O pedal pesa até o topo da Coronel Lucas de Oliveira. Ao chegar à esquina da Cabral, mais um impulso, e o entregador se põe em pé para alcançar a Casemiro de Abreu. Mesmo a marcha mais leve se torna desconfortável em uma das regiões mais íngremes de Porto Alegre.
Antes da Anita, o ciclista para sobre a calçada e suspira, exausto. Cristiano Luiz Soares de Soares, 33 anos, tem o ânimo restaurado quando retira das costas a imensa mochila alaranjada, desproporcional a sua estatura mediana. Na tampa da sacola que serve de baú, quatro fotografias do filho relembram o motivo de tanto esforço.
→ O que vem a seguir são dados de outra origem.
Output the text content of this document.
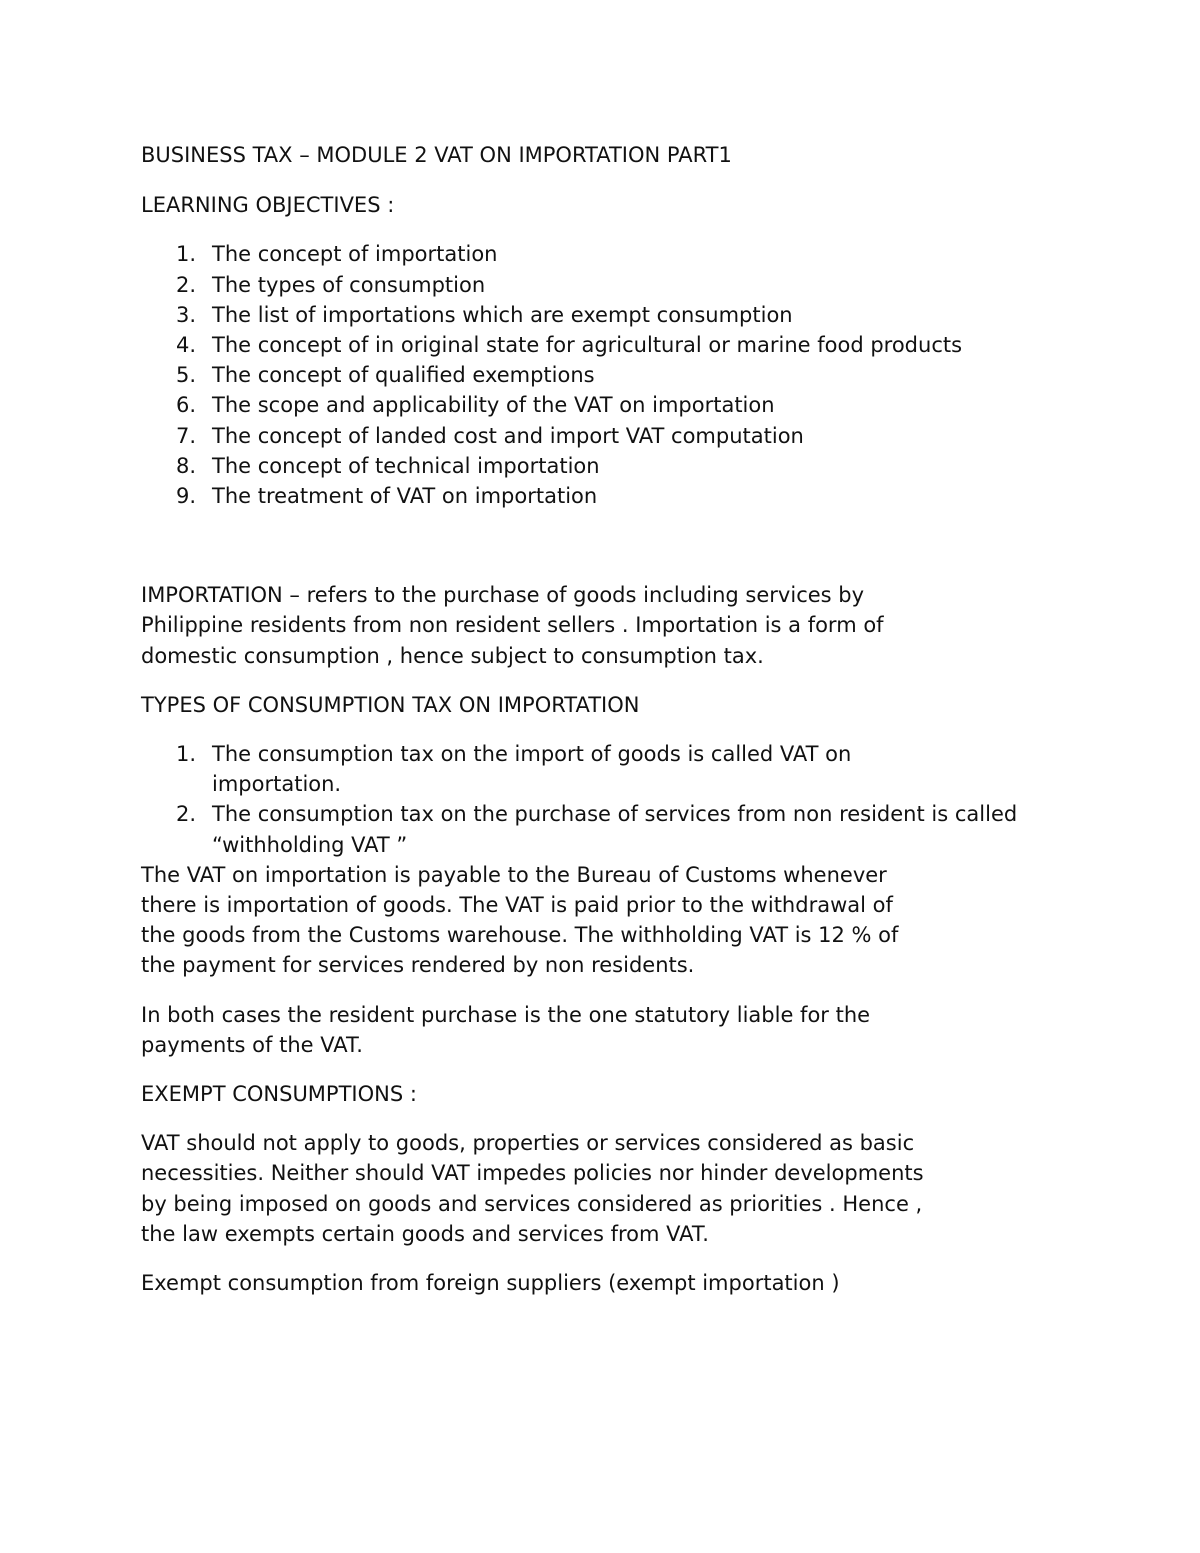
BUSINESS TAX – MODULE 2 VAT ON IMPORTATION PART1

LEARNING OBJECTIVES :

1. The concept of importation
2. The types of consumption
3. The list of importations which are exempt consumption
4. The concept of in original state for agricultural or marine food products
5. The concept of qualified exemptions
6. The scope and applicability of the VAT on importation
7. The concept of landed cost and import VAT computation
8. The concept of technical importation
9. The treatment of VAT on importation

IMPORTATION – refers to the purchase of goods including services by

Philippine residents from non resident sellers . Importation is a form of

domestic consumption , hence subject to consumption tax.

TYPES OF CONSUMPTION TAX ON IMPORTATION

1. The consumption tax on the import of goods is called VAT on importation.
2. The consumption tax on the purchase of services from non resident is called “withholding VAT ”

The VAT on importation is payable to the Bureau of Customs whenever

there is importation of goods. The VAT is paid prior to the withdrawal of

the goods from the Customs warehouse. The withholding VAT is 12 % of

the payment for services rendered by non residents.

In both cases the resident purchase is the one statutory liable for the

payments of the VAT.

EXEMPT CONSUMPTIONS :

VAT should not apply to goods, properties or services considered as basic

necessities. Neither should VAT impedes policies nor hinder developments

by being imposed on goods and services considered as priorities . Hence ,

the law exempts certain goods and services from VAT.

Exempt consumption from foreign suppliers (exempt importation )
– Ele é o meu incentivo. Quando bate o cansaço eu olho para ele e penso: vamos de novo – diz o transportador.
Martim, três anos, é o filho mais novo de Cristiano. O menino tem ainda uma meia-irmã adolescente, por parte de pai. O garoto vive com a mãe, na Restinga, zona sul de Porto Alegre, e vê o entregador aos finais de semana, um acordo entre o casal separado.
– Aí eu busco ele de transporte por aplicativo - afirma, sorridente.
Uma das imagens coladas no tampo da bolsa de transporte mostra o momento relatado: ambos no banco de trás de um automóvel, a caminho do imóvel alugado no Jardim Botânico. Nas demais fotografias, Martim aparece brincando em uma pracinha e com um bastão das cores do time do coração, o Grêmio. A escolha dos registros foi simples: dias em que os dois se divertiram, memórias alegres para reanimar o trabalhador.
A jornada em cima da bicicleta se inicia após um turno de oito horas em uma loja de comércio e serviços de chaveiro, na Medianeira. Sem carro ou moto, o trajeto de ida e volta ao estande também é feito no pedal. Após as 18h, Cristiano aciona o aplicativo de delivery, com o qual receberá as rotas - em média, são percorridos 60 quilômetros por dia, de segunda a segunda. A profissão extra vai até o último chamado, por vezes já na madrugada.
– Eu sempre digo que tem dia que o cara volta cansado. E dia que volta ainda mais cansado. E é sob sol ou chuva. Mas se eu quero ter algo na vida, como a casa que estou financiando lá na Restinga, tem que ir atrás - complementa.
A iniciativa do pai saudoso de seu filho rende elogios no semáforo ou quando estende a bolsa para o cliente retirar a encomenda.
– O pessoal dá parabéns, me diz para não desistir. É ótimo - avalia.
O trabalho que complementa a renda foi iniciado pouco antes da pandemia chegar ao Rio Grande do Sul. Ao ver crescer o número de pedidos, decidiu seguir, e hoje os ganhos superam o salário de chaveiro.
O menino, imóvel no retrato, demanda energia extra nos encontros presenciais. Um dos passatempos favoritos, ironicamente para quem ultrapassou os 300 quilômetros nos dias da semana, é andar de bicicleta. Com o aplicativo desligado.
– Não tem o que pague ficar com ele - finaliza.